Nr. 11/2014 vom 13.03.2014

Erasmus von Rotterdam

Susi Stühlinger über ein 500 Jahre altes Werk

Von Susi Stühlinger

Ächzend wälzte er sich in seinem Grabe unter dem Basler Münster und konnte nicht anders, als sich wieder einmal selbst zu zitieren: «Es tut halt so sauwohl, keinen Verstand zu haben, dass die Sterblichen um Erlösung von allen möglichen Nöten lieber bitten als um Befreiung von der Torheit», murmelte Erasmus von Rotterdam – Humanist, Theologe, Philosoph und Autor von mehr als 150 Büchern. Viel Grundlegendes hatte sich nicht verändert, seit er vor rund 500 Jahren die Schrift vom «Lob der Torheit» verfasst hatte.

Er war erfreut gewesen, als man das europäische Mobilitätsprogramm für Studierende und Dozenten nach ihm benannt hatte. Doch es war kaum an Torheit zu überbieten, was diese Schweizer fabriziert hatten, mit ihrer Einwanderungsinitiative, die den Ausschluss ihres Landes aus dem genannten Programm nach sich zog. Erasmus war ein Fan der Mobilität; so war er ja auch – über die Pariser Sorbonne und die University of Cambridge – von Rotterdam nach Basel gekommen.

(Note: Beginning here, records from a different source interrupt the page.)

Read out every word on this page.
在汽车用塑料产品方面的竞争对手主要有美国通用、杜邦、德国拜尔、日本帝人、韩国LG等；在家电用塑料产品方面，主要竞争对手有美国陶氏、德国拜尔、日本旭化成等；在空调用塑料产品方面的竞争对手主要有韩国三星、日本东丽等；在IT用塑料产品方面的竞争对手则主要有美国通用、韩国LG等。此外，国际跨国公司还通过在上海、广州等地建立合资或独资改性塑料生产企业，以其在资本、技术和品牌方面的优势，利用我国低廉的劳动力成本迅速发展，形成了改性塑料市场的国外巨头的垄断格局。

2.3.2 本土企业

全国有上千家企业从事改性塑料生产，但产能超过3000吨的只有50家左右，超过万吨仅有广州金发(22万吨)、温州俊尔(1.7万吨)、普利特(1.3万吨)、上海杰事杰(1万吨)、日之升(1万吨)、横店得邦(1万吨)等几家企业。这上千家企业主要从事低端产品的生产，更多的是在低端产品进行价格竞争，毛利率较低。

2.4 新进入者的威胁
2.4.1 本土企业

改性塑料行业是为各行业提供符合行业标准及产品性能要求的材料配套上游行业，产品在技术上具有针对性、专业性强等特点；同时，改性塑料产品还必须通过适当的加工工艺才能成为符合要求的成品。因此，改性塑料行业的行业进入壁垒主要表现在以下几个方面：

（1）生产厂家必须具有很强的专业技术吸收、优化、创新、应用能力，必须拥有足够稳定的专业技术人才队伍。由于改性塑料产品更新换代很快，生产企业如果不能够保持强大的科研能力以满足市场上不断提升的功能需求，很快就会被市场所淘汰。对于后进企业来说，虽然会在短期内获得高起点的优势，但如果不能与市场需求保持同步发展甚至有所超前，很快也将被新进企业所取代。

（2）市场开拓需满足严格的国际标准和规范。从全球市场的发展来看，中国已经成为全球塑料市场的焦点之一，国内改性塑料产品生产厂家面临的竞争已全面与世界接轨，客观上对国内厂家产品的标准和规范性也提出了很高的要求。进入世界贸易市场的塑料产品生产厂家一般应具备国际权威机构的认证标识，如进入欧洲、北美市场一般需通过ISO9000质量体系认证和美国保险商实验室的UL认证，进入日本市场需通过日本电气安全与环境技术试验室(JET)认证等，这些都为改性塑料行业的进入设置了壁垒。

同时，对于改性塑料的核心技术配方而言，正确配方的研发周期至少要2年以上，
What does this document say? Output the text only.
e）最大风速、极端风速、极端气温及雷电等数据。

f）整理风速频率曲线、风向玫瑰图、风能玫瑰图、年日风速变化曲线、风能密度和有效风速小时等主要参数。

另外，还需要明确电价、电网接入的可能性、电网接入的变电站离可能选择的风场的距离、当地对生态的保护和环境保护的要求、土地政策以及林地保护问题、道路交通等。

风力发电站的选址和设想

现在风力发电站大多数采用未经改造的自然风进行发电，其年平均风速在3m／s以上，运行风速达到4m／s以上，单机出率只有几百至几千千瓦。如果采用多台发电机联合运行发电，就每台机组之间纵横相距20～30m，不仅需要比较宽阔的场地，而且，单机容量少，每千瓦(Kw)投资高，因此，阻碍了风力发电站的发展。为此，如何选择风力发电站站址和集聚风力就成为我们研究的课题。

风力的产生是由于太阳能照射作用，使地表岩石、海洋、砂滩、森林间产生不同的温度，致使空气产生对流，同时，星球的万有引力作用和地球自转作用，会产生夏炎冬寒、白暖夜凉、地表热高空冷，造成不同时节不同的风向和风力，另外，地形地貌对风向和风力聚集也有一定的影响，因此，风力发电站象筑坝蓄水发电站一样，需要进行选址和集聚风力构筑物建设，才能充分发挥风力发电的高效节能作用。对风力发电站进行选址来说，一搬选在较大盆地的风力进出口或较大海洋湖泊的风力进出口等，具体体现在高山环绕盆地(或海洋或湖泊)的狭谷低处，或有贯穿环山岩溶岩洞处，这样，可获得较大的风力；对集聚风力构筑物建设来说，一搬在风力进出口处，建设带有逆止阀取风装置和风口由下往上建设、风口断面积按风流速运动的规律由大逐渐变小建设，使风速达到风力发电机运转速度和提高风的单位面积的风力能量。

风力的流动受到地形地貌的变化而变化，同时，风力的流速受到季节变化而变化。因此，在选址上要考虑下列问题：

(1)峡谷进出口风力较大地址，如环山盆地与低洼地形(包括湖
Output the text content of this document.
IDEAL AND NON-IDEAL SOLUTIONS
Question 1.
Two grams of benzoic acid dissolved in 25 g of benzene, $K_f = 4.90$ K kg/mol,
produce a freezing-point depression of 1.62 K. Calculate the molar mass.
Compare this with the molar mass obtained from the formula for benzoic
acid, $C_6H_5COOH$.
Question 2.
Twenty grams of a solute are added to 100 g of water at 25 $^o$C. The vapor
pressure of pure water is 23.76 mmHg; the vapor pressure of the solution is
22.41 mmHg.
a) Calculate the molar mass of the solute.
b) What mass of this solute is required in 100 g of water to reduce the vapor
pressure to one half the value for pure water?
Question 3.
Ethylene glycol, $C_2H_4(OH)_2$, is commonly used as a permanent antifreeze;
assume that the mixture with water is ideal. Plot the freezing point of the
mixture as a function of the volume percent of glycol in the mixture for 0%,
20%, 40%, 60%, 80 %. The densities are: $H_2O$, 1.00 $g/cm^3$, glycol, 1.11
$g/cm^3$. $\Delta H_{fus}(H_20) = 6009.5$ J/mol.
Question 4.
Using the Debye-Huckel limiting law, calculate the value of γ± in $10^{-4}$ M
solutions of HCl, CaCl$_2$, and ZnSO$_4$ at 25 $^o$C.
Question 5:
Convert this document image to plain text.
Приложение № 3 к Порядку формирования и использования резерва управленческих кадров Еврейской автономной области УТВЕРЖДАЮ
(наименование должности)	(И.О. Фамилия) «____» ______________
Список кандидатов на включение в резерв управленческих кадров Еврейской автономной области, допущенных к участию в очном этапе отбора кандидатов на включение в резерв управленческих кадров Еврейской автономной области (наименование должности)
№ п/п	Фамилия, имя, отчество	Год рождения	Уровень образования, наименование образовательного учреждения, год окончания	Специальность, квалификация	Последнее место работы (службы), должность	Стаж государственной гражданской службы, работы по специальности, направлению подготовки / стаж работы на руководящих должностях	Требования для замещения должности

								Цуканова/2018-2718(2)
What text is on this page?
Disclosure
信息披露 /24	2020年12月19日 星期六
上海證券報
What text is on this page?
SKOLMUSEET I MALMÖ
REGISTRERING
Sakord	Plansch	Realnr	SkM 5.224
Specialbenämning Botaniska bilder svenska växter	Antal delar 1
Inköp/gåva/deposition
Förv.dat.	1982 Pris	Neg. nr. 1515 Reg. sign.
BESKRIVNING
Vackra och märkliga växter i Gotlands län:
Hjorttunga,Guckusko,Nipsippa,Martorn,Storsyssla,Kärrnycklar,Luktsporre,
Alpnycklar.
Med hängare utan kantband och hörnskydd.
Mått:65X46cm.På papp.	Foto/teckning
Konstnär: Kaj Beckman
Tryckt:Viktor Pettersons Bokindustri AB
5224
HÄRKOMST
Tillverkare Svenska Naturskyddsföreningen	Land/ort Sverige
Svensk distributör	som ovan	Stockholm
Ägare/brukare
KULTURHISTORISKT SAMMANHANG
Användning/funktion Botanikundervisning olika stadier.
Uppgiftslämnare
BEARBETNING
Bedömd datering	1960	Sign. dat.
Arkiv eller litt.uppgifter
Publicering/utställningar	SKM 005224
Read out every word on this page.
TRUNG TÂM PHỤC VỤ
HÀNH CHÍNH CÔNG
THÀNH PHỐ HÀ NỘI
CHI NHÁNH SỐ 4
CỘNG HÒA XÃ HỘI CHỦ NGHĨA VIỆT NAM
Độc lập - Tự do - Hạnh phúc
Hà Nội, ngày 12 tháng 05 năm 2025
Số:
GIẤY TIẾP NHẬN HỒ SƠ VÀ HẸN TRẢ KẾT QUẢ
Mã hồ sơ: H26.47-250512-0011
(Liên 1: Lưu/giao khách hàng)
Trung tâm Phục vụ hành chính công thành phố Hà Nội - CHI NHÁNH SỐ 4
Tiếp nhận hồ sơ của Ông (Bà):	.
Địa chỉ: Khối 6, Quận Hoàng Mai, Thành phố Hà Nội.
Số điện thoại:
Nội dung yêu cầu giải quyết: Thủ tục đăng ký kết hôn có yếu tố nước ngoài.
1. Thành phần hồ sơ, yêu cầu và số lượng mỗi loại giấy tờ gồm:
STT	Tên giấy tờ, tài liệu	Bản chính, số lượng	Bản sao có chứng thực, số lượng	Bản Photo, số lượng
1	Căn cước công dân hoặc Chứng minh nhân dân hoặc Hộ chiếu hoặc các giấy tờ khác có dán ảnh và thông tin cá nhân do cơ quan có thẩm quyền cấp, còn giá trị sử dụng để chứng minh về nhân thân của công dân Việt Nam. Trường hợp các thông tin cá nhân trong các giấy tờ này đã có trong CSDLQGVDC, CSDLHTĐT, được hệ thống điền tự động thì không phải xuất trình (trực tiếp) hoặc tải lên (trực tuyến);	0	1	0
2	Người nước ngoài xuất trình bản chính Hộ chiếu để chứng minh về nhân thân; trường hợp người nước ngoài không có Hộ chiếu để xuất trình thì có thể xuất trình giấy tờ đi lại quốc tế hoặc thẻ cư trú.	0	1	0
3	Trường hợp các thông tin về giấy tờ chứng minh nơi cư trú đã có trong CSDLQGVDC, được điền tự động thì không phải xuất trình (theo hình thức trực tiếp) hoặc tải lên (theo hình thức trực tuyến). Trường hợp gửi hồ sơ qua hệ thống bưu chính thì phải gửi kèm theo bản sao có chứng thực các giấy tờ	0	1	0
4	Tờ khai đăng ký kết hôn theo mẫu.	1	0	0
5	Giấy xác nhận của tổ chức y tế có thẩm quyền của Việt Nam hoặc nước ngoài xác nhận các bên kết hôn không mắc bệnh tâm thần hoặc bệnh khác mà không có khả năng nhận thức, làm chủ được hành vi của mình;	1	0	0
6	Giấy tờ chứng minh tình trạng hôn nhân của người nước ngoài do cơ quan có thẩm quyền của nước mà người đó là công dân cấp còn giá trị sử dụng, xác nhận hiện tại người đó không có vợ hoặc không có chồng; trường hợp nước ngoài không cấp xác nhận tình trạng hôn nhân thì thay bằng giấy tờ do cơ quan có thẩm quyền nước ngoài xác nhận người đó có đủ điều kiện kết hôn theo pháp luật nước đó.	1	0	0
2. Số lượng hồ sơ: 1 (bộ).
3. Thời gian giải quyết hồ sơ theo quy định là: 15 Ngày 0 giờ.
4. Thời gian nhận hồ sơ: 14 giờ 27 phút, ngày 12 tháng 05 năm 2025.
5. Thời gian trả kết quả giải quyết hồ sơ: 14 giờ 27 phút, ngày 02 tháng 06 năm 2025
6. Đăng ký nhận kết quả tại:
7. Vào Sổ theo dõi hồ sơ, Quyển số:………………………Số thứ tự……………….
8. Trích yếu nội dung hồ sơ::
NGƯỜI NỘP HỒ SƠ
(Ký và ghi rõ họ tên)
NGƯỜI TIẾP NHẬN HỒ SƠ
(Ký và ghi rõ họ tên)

In die entgegengesetzte Richtung war zur selben Zeit ein Journalist der «SonntagsZeitung» unterwegs, der in der Nähe der holländischen Grossstadt erfolglos nach dem durch ein anderes Boulevardblatt bekannt gewordenen «Carlos» suchte. In die Niederlande war «Carlos» auf Geheiss von SVP-Oberjugendstaatsanwalt Marcel Riesen-Kupper gebracht worden, der wiederum von Nationalrat Christoph Blocher diesbezüglich instruiert worden war. Riesen-Kupper hatte das gar nicht gefallen, zumal ihm dämmerte, wer wohl dran wäre, nachdem sein Untergebener Hansueli Gürber bereits abgeschossen war und sein Chef Martin Graf demnächst abgeschossen werden würde.

«Schau, Marcel, wir alle müssen Opfer bringen», hatte Christoph gesagt. «Jetzt schickst du den nach Holland, dann glauben alle: Wenn das für so einen Delinquenten kein Problem ist mit der innereuropäischen Mobilität, dann ist es für die Studenten erst recht ein Kinderspiel – und dann kürze ich nächstes Jahr im Nationalrat das 300-Millionen-Budget zusammen, das der Bundesrat jetzt doch für dieses Erasmus-Zeugs ausgeben möchte.»

Es wäre, so hatte es Christoph erklärt, für die Schweizer Studenten künftig sowieso nicht mehr attraktiv, irgendwo auswärts zu studieren. Denn mit einem Studium am neuen UBS International Center for Economics in Society hätten sie das optimale Rüstzeug, um einen der zahlreichen Praktikumsplätze bei der Ems-Chemie, bei der «Basler Zeitung» oder beim Läckerli-Huus zu ergattern. So wäre allen geholfen, und er bekäme auch keine lästigen Studentenbriefe mehr, von denen er zugeben musste, dass er sie nicht beantworten konnte.

Indessen rotierte Erasmus von Rotterdam weiter im Grab wie das Kandidatenkarussell für die Nachfolge des abtretenden SVP-Nationalrats Hans Kaufmann. Die Torheit fand kein Ende, denn nach der Erasmus-Sache folgte schon der nächste Aufreger: Der CVP-Nationalratspräsident ebnete mit seinem Stichentscheid im Nationalrat dem Waffenexport an Folterstaaten den Weg – gar nicht im Sinne dessen, was Erasmus im Jahre 1516 in der «Erziehung des christlichen Fürsten» gefordert hatte.

Susi Stühlinger wollte nie ein Auslandsemester absolvieren – trotzdem.